Growing Demand for Independent Contractors
Driven by a number of demographic and firmographic trends there has been a huge growth in the independent workforce in recent years. Many industry experts now predict this segment of workers could approach 40%, or more, of the total US workforce by 2020. Whether we label these workers as freelancers, consultants, gig workers, or independent contractors they have one thing in common: these workers want to be independent and have no desire to be employees of a single company.

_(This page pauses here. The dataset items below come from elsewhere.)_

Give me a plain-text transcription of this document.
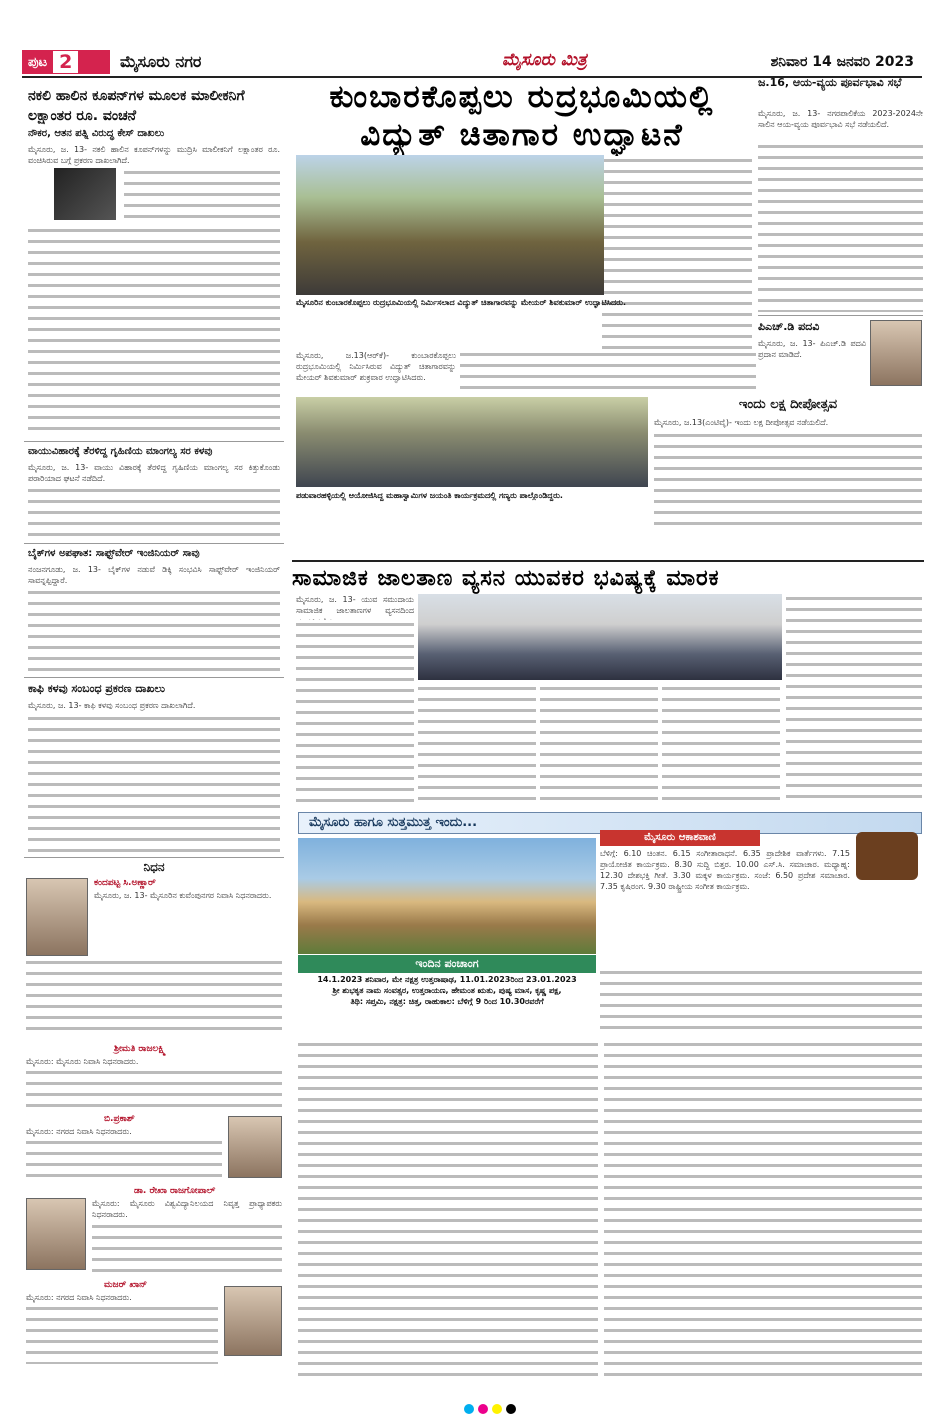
ಪುಟ 2	ಮೈಸೂರು ನಗರ	ಮೈಸೂರು ಮಿತ್ರ	ಶನಿವಾರ 14 ಜನವರಿ 2023
ನಕಲಿ ಹಾಲಿನ ಕೂಪನ್‌ಗಳ ಮೂಲಕ ಮಾಲೀಕನಿಗೆ ಲಕ್ಷಾಂತರ ರೂ. ವಂಚನೆ
ನೌಕರ, ಆತನ ಪತ್ನಿ ವಿರುದ್ಧ ಕೇಸ್ ದಾಖಲು
ಮೈಸೂರು, ಜ. 13- ನಕಲಿ ಹಾಲಿನ ಕೂಪನ್‌ಗಳನ್ನು ಮುದ್ರಿಸಿ ಮಾಲೀಕನಿಗೆ ಲಕ್ಷಾಂತರ ರೂ. ವಂಚಿಸಿರುವ ಬಗ್ಗೆ ಪ್ರಕರಣ ದಾಖಲಾಗಿದೆ.
ವಾಯುವಿಹಾರಕ್ಕೆ ತೆರಳಿದ್ದ ಗೃಹಿಣಿಯ ಮಾಂಗಲ್ಯ ಸರ ಕಳವು
ಮೈಸೂರು, ಜ. 13- ವಾಯು ವಿಹಾರಕ್ಕೆ ತೆರಳಿದ್ದ ಗೃಹಿಣಿಯ ಮಾಂಗಲ್ಯ ಸರ ಕಿತ್ತುಕೊಂಡು ಪರಾರಿಯಾದ ಘಟನೆ ನಡೆದಿದೆ.
ಬೈಕ್‌ಗಳ ಅಪಘಾತ: ಸಾಫ್ಟ್‌ವೇರ್ ಇಂಜಿನಿಯರ್ ಸಾವು
ನಂಜನಗೂಡು, ಜ. 13- ಬೈಕ್‌ಗಳ ನಡುವೆ ಡಿಕ್ಕಿ ಸಂಭವಿಸಿ ಸಾಫ್ಟ್‌ವೇರ್ ಇಂಜಿನಿಯರ್ ಸಾವನ್ನಪ್ಪಿದ್ದಾರೆ.
ಕಾಫಿ ಕಳವು ಸಂಬಂಧ ಪ್ರಕರಣ ದಾಖಲು
ಮೈಸೂರು, ಜ. 13- ಕಾಫಿ ಕಳವು ಸಂಬಂಧ ಪ್ರಕರಣ ದಾಖಲಾಗಿದೆ.
ನಿಧನ
ಕಂದಪಟ್ಟ ಸಿ.ಅಣ್ಣಾರ್
ಮೈಸೂರು, ಜ. 13- ಮೈಸೂರಿನ ಕುವೆಂಪುನಗರ ನಿವಾಸಿ ನಿಧನರಾದರು.
ಶ್ರೀಮತಿ ರಾಜಲಕ್ಷ್ಮಿ
ಮೈಸೂರು: ಮೈಸೂರು ನಿವಾಸಿ ನಿಧನರಾದರು.
ಬಿ.ಪ್ರಕಾಶ್
ಮೈಸೂರು: ನಗರದ ನಿವಾಸಿ ನಿಧನರಾದರು.
ಡಾ. ರೇಖಾ ರಾಜಗೋಪಾಲ್
ಮೈಸೂರು: ಮೈಸೂರು ವಿಶ್ವವಿದ್ಯಾನಿಲಯದ ನಿವೃತ್ತ ಪ್ರಾಧ್ಯಾಪಕರು ನಿಧನರಾದರು.
ಮಜರ್ ಖಾನ್
ಮೈಸೂರು: ನಗರದ ನಿವಾಸಿ ನಿಧನರಾದರು.
ಕುಂಬಾರಕೊಪ್ಪಲು ರುದ್ರಭೂಮಿಯಲ್ಲಿ
ವಿದ್ಯುತ್ ಚಿತಾಗಾರ ಉದ್ಘಾಟನೆ
ಮೈಸೂರಿನ ಕುಂಬಾರಕೊಪ್ಪಲು ರುದ್ರಭೂಮಿಯಲ್ಲಿ ನಿರ್ಮಿಸಲಾದ ವಿದ್ಯುತ್ ಚಿತಾಗಾರವನ್ನು ಮೇಯರ್ ಶಿವಕುಮಾರ್ ಉದ್ಘಾಟಿಸಿದರು.
ಮೈಸೂರು, ಜ.13(ಆರ್‌ಕೆ)- ಕುಂಬಾರಕೊಪ್ಪಲು ರುದ್ರಭೂಮಿಯಲ್ಲಿ ನಿರ್ಮಿಸಿರುವ ವಿದ್ಯುತ್ ಚಿತಾಗಾರವನ್ನು ಮೇಯರ್ ಶಿವಕುಮಾರ್ ಶುಕ್ರವಾರ ಉದ್ಘಾಟಿಸಿದರು.
ಪಡುವಾರಹಳ್ಳಿಯಲ್ಲಿ ಆಯೋಜಿಸಿದ್ದ ಮಹಾಸ್ವಾಮಿಗಳ ಜಯಂತಿ ಕಾರ್ಯಕ್ರಮದಲ್ಲಿ ಗಣ್ಯರು ಪಾಲ್ಗೊಂಡಿದ್ದರು.
ಜ.16, ಆಯ-ವ್ಯಯ ಪೂರ್ವಭಾವಿ ಸಭೆ
ಮೈಸೂರು, ಜ. 13- ನಗರಪಾಲಿಕೆಯ 2023-2024ನೇ ಸಾಲಿನ ಆಯ-ವ್ಯಯ ಪೂರ್ವಭಾವಿ ಸಭೆ ನಡೆಯಲಿದೆ.
ಪಿಎಚ್.ಡಿ ಪದವಿ
ಮೈಸೂರು, ಜ. 13- ಪಿಎಚ್.ಡಿ ಪದವಿ ಪ್ರದಾನ ಮಾಡಿದೆ.
ಇಂದು ಲಕ್ಷ ದೀಪೋತ್ಸವ
ಮೈಸೂರು, ಜ.13(ಎಂಟಿವೈ)- ಇಂದು ಲಕ್ಷ ದೀಪೋತ್ಸವ ನಡೆಯಲಿದೆ.
ಸಾಮಾಜಿಕ ಜಾಲತಾಣ ವ್ಯಸನ ಯುವಕರ ಭವಿಷ್ಯಕ್ಕೆ ಮಾರಕ
ಮೈಸೂರು, ಜ. 13- ಯುವ ಸಮುದಾಯ ಸಾಮಾಜಿಕ ಜಾಲತಾಣಗಳ ವ್ಯಸನದಿಂದ
ಮೈಸೂರು ಹಾಗೂ ಸುತ್ತಮುತ್ತ ಇಂದು...
ಇಂದಿನ ಪಂಚಾಂಗ
14.1.2023 ಶನಿವಾರ, ಮೇ ನಕ್ಷತ್ರ ಉತ್ತರಾಷಾಢ, 11.01.2023ರಿಂದ 23.01.2023
ಶ್ರೀ ಶುಭಕೃತ ನಾಮ ಸಂವತ್ಸರ, ಉತ್ತರಾಯಣ, ಹೇಮಂತ ಋತು, ಪುಷ್ಯ ಮಾಸ, ಕೃಷ್ಣ ಪಕ್ಷ,
ತಿಥಿ: ಸಪ್ತಮಿ, ನಕ್ಷತ್ರ: ಚಿತ್ತ, ರಾಹುಕಾಲ: ಬೆಳಿಗ್ಗೆ 9 ರಿಂದ 10.30ರವರೆಗೆ
ಮೈಸೂರು ಆಕಾಶವಾಣಿ
ಬೆಳಿಗ್ಗೆ: 6.10 ಚಿಂತನ. 6.15 ಸಂಗೀತಾರಾಧನೆ. 6.35 ಪ್ರಾದೇಶಿಕ ವಾರ್ತೆಗಳು. 7.15 ಪ್ರಾಯೋಜಿತ ಕಾರ್ಯಕ್ರಮ. 8.30 ಸುದ್ದಿ ಬಿತ್ತರ. 10.00 ಎಸ್.ಸಿ. ಸಮಾಚಾರ. ಮಧ್ಯಾಹ್ನ: 12.30 ದೇಶಭಕ್ತಿ ಗೀತೆ. 3.30 ಮಕ್ಕಳ ಕಾರ್ಯಕ್ರಮ. ಸಂಜೆ: 6.50 ಪ್ರದೇಶ ಸಮಾಚಾರ. 7.35 ಕೃಷಿರಂಗ. 9.30 ರಾಷ್ಟ್ರೀಯ ಸಂಗೀತ ಕಾರ್ಯಕ್ರಮ.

The Complexity of Independent Contractor Classification
In the United States there are only two recognized and defined categories of workers: employees, and independent contractors. In order to classify a worker as an independent contractor we must review both the worker and the work they have been engaged to perform on behalf of a client. This detail-oriented assessment is challenging because there is no standard definition of an independent contractor – depending on the state and the auditing agency, there are many different tests with a number of different factors to consider. In addition, even when there is a clear test to follow, the law generally dictates that a “preponderance” of evidence should guide the decision…in other words, there are many shades of gray when it comes to independent contractor compliance evaluation.
While the new economy has grown rapidly, the relevant legal standards and employment laws have not kept pace. While companies continue down the path of relying more on flexible workers to get work done, the complexity surrounding the classification of independent contractors has grown. In the absence of legislative guidance tailored to the realities of the new economy, California courts and administrative agencies for worker protections like unemployment and workers comp have struggled to apply the law developed during an earlier age.
Details of the Case
By reviewing Dynamex Operations West, Inc. v. Superior Court, the California Supreme Court will re-examine a Court of Appeal decision that stunned many employers by expanding the definition of “employee.” That definition of employee is so broad that it could potentially encompass many individual workers traditionally engaged as independent contractors.

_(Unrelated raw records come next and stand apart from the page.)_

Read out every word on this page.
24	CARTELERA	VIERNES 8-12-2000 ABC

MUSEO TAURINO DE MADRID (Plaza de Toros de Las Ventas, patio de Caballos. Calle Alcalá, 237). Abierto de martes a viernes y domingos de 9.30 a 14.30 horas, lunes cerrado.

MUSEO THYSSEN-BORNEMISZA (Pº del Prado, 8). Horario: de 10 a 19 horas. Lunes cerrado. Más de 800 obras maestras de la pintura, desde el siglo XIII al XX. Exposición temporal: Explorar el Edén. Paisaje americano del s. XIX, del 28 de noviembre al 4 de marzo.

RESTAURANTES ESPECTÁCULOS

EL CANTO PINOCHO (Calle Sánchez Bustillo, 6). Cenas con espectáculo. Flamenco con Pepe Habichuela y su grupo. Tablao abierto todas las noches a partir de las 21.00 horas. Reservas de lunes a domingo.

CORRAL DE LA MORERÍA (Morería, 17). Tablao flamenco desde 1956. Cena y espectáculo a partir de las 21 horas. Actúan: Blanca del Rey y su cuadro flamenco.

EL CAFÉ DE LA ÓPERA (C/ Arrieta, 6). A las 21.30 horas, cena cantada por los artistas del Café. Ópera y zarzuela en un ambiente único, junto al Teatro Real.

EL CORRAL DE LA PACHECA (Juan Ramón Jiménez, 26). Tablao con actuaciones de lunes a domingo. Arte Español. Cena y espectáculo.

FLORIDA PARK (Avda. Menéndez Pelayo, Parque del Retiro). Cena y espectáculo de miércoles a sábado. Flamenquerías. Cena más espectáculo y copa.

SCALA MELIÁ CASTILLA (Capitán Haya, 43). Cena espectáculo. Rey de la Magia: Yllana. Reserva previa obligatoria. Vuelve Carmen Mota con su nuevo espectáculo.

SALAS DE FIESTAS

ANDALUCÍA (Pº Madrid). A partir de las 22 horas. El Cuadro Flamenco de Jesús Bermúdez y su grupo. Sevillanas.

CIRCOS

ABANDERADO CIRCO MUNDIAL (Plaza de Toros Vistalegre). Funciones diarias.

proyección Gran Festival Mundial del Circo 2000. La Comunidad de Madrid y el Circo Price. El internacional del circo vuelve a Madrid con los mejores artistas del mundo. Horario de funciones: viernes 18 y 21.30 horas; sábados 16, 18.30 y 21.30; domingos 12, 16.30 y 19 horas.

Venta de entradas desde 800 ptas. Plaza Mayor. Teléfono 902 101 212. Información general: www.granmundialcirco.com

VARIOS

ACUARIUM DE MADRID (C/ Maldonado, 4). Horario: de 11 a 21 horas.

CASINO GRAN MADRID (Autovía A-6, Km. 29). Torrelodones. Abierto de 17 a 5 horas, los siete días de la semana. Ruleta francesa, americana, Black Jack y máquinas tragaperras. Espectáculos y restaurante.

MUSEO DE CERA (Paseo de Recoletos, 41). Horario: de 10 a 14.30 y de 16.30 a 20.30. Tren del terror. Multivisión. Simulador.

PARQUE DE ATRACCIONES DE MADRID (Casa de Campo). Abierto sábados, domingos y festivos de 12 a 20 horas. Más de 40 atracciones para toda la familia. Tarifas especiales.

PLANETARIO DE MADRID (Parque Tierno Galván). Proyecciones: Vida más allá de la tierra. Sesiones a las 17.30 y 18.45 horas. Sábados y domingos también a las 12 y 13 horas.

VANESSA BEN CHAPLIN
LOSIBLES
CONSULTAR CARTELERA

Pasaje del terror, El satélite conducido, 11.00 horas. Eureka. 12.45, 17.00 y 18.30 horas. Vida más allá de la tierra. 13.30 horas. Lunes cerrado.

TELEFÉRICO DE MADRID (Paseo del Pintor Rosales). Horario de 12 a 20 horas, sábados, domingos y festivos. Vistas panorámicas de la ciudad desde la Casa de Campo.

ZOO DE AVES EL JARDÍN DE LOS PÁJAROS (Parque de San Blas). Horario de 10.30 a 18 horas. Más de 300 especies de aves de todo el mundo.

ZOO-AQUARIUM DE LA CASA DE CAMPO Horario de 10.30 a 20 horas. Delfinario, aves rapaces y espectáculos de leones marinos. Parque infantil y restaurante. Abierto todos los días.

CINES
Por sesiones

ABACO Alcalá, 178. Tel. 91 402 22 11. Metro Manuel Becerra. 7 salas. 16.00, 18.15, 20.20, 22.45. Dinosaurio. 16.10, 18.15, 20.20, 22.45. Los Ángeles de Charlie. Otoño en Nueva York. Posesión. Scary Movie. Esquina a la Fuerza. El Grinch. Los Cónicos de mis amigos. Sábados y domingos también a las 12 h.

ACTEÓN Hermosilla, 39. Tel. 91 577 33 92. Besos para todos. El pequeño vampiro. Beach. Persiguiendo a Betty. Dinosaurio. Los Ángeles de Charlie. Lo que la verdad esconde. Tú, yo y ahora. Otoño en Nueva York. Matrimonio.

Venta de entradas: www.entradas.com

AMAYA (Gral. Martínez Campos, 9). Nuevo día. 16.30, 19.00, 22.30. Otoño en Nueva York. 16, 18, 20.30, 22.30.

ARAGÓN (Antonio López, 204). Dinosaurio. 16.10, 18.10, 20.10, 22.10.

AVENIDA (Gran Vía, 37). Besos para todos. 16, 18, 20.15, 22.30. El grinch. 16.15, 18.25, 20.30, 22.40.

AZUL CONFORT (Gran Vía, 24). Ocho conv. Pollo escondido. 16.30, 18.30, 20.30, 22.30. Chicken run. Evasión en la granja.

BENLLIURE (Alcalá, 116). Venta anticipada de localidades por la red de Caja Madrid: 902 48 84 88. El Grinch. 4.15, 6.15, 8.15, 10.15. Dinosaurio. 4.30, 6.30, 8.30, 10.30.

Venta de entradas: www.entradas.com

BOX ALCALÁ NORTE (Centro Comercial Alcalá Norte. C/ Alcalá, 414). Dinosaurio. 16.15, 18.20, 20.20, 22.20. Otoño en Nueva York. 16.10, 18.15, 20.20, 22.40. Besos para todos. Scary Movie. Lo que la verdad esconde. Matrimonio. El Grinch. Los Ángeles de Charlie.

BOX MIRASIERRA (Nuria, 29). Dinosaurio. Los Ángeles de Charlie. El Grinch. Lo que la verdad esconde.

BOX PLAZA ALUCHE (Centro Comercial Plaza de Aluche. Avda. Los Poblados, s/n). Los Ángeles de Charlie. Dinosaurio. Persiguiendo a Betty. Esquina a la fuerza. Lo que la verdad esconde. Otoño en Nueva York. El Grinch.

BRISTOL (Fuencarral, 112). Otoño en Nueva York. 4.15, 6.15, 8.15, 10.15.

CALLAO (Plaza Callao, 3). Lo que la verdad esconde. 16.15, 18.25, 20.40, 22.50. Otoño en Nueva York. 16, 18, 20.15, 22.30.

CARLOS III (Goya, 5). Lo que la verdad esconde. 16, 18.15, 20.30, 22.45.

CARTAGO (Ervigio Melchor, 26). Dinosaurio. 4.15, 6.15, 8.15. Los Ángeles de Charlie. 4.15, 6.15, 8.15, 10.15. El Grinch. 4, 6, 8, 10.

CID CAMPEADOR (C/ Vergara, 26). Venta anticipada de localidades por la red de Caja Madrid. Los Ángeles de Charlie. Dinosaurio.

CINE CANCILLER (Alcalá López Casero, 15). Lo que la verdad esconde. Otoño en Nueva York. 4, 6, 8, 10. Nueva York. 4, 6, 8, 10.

Historically, when companies determine whether workers are independent contractors they must carefully consider how much control the company exerts over a worker and how much a worker economically depends on the company. While often vague, this framework provides some consistency.

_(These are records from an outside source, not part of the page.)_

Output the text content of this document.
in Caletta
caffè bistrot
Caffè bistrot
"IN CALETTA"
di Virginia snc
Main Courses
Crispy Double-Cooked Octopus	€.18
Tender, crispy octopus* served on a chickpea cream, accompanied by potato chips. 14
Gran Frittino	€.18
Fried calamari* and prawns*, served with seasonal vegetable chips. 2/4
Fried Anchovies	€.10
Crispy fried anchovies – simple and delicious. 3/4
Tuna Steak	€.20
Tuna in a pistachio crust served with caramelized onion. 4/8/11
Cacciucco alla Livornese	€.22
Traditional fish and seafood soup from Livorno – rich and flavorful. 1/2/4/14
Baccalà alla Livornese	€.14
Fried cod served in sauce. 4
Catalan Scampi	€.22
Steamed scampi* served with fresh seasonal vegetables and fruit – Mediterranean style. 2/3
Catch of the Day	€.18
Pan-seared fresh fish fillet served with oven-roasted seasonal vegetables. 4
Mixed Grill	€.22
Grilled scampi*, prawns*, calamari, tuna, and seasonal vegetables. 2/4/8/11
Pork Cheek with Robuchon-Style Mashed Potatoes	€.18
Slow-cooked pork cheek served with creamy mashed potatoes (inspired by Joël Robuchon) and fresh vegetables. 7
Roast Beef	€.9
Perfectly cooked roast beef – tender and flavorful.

The Court of Appeals in their Dynamex ruling adopted the California Department of Industrial Relations’ wage order definition of “employ,” which has a much-broader meaning “to engage, suffer or permit to work.” As a result, the Court of Appeal greatly expanded the meaning of the term “employee,” arguably extending it to nearly every labor relationship a company would be likely to have with an individual worker. The potential negative ramifications of such a definition upon the future use of independent contractors cannot be overstated. So much so that both the U.S. Chamber of Commerce and California Chamber of Commerce have warned that a decision to affirm the lower court’s expansive ruling “would effectively eliminate independent contractor status for any use in California.”
Significant Financial Risk from Misclassification
Misclassifying workers as independent contractors can create significant financial liability for back wages, penalties, fines, and the assessment of back taxes. Additional exposure can also arise when misclassified workers, who would otherwise be entitled to employee benefits, don’t receive those benefits.
Although California is widely regarded as one of the least business-friendly states, companies with workers in other states should not be too relaxed. Worker misclassification enforcement is on the rise across the US. In July 2015, the U.S. Department of Labor’s Wage and Hour Division issued its Administrator’s Interpretation, concluding that “most workers are employees under the FLSA” in part due to the “expansive definition of ‘employ’ under the FLSA”. It is still an open question whether the Trump Administration will shift federal enforcement priorities away from independent contractor issues, but even if that happened there is no sign state governments and the ubiquitous plaintiffs’ bar will stop aggressively challenging independent-contractor classifications.
Companies who use independent contractors must always be prepared to prove they have properly evaluated a worker, and must be prepared to defend their decision. Many companies elect to have an expert, like TalentWave, handle the compliance evaluation and engagement for all their direct-sourced workers, including independent contractors.